As I rolled back and forth in my claustrophobic bunk, I had a feeling today would be a tough one. As my head peered above the last step of the fish, my feelings about the day were subdued by the intense waves and the sun trying to break free of the clouds. To make the day even better, Brandon decided to cook pancakes that were mouth watering and fluffy.
After breakfast, A-watch took the deck and prepared for a long day of rolling with the waves, hopefully making it to Norfolk VA, by dinner. After an hour of forward look-out and dish washing, our first mate Ms. Leighton told us we were going to tie a deep reef in the main to keep the wind from ripping the sail.
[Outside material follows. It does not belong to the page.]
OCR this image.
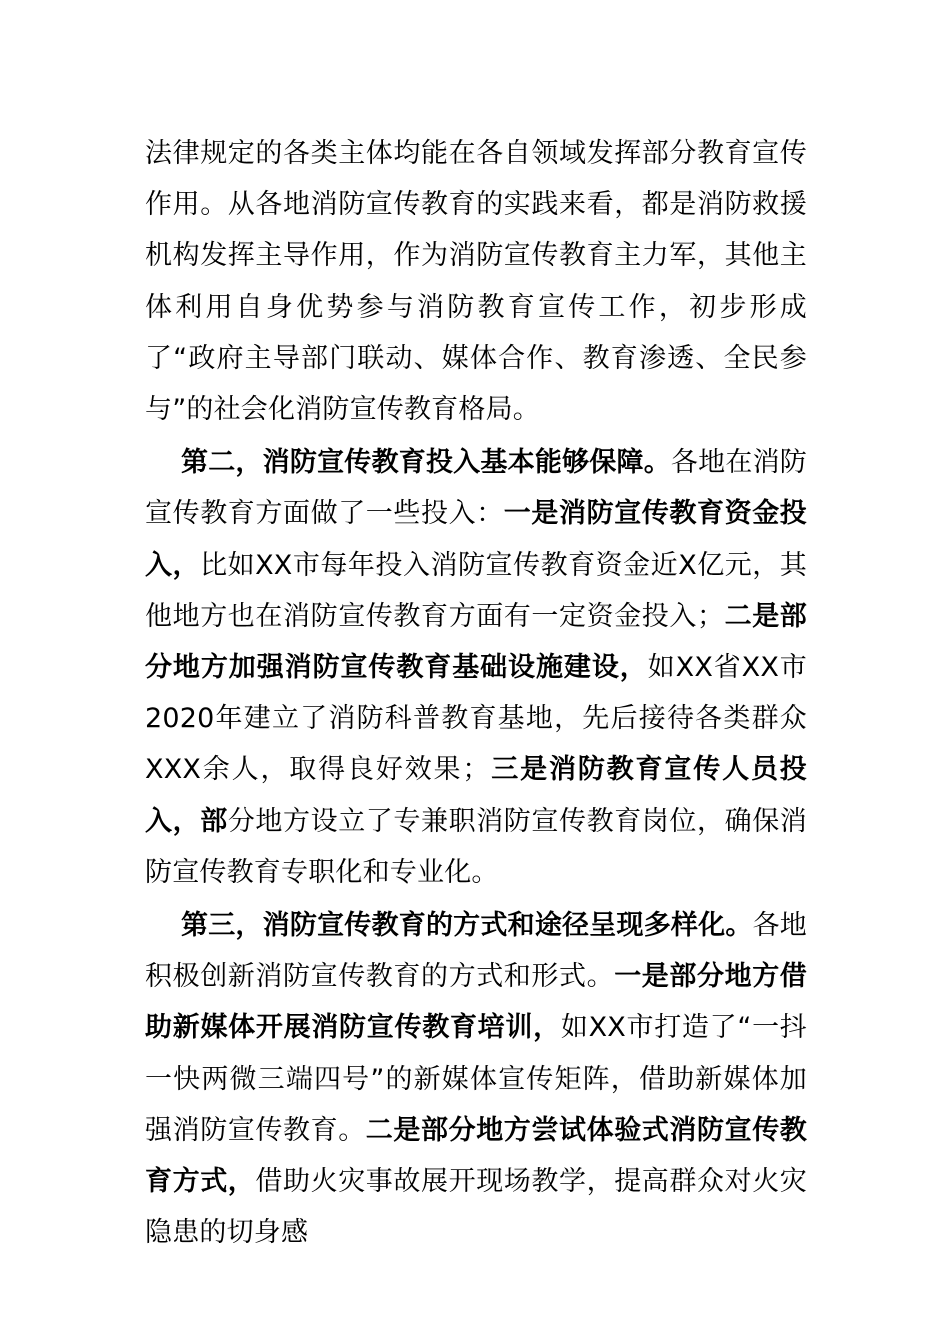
法律规定的各类主体均能在各自领域发挥部分教育宣传作用。从各地消防宣传教育的实践来看，都是消防救援机构发挥主导作用，作为消防宣传教育主力军，其他主体利用自身优势参与消防教育宣传工作，初步形成了“政府主导部门联动、媒体合作、教育渗透、全民参与”的社会化消防宣传教育格局。

第二，消防宣传教育投入基本能够保障。各地在消防宣传教育方面做了一些投入：一是消防宣传教育资金投入，比如XX市每年投入消防宣传教育资金近X亿元，其他地方也在消防宣传教育方面有一定资金投入；二是部分地方加强消防宣传教育基础设施建设，如XX省XX市2020年建立了消防科普教育基地，先后接待各类群众XXX余人，取得良好效果；三是消防教育宣传人员投入，部分地方设立了专兼职消防宣传教育岗位，确保消防宣传教育专职化和专业化。

第三，消防宣传教育的方式和途径呈现多样化。各地积极创新消防宣传教育的方式和形式。一是部分地方借助新媒体开展消防宣传教育培训，如XX市打造了“一抖一快两微三端四号”的新媒体宣传矩阵，借助新媒体加强消防宣传教育。二是部分地方尝试体验式消防宣传教育方式，借助火灾事故展开现场教学，提高群众对火灾隐患的切身感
We called all hands to help raise the main sail and 20 students, deckhands, and mates repeated the command and found positions at both the throat and peak halyards. All of a sudden a loud bang filled the air as several parrel beads came flying onto the deck, sinking to the deep depths of the Atlantic.
The parrel beads, which hold the main gaff jaws to the mast, had snapped, leaving the gaff jaws hanging from the halyards, swaying about freely. It was an easy fix, but an insane start to the day! A few hours went by and A-watch went below to get some sleep. The day came to an end as we motored our way into the Chesapeake Bay to find shelter in Norfolk for the next 5 days.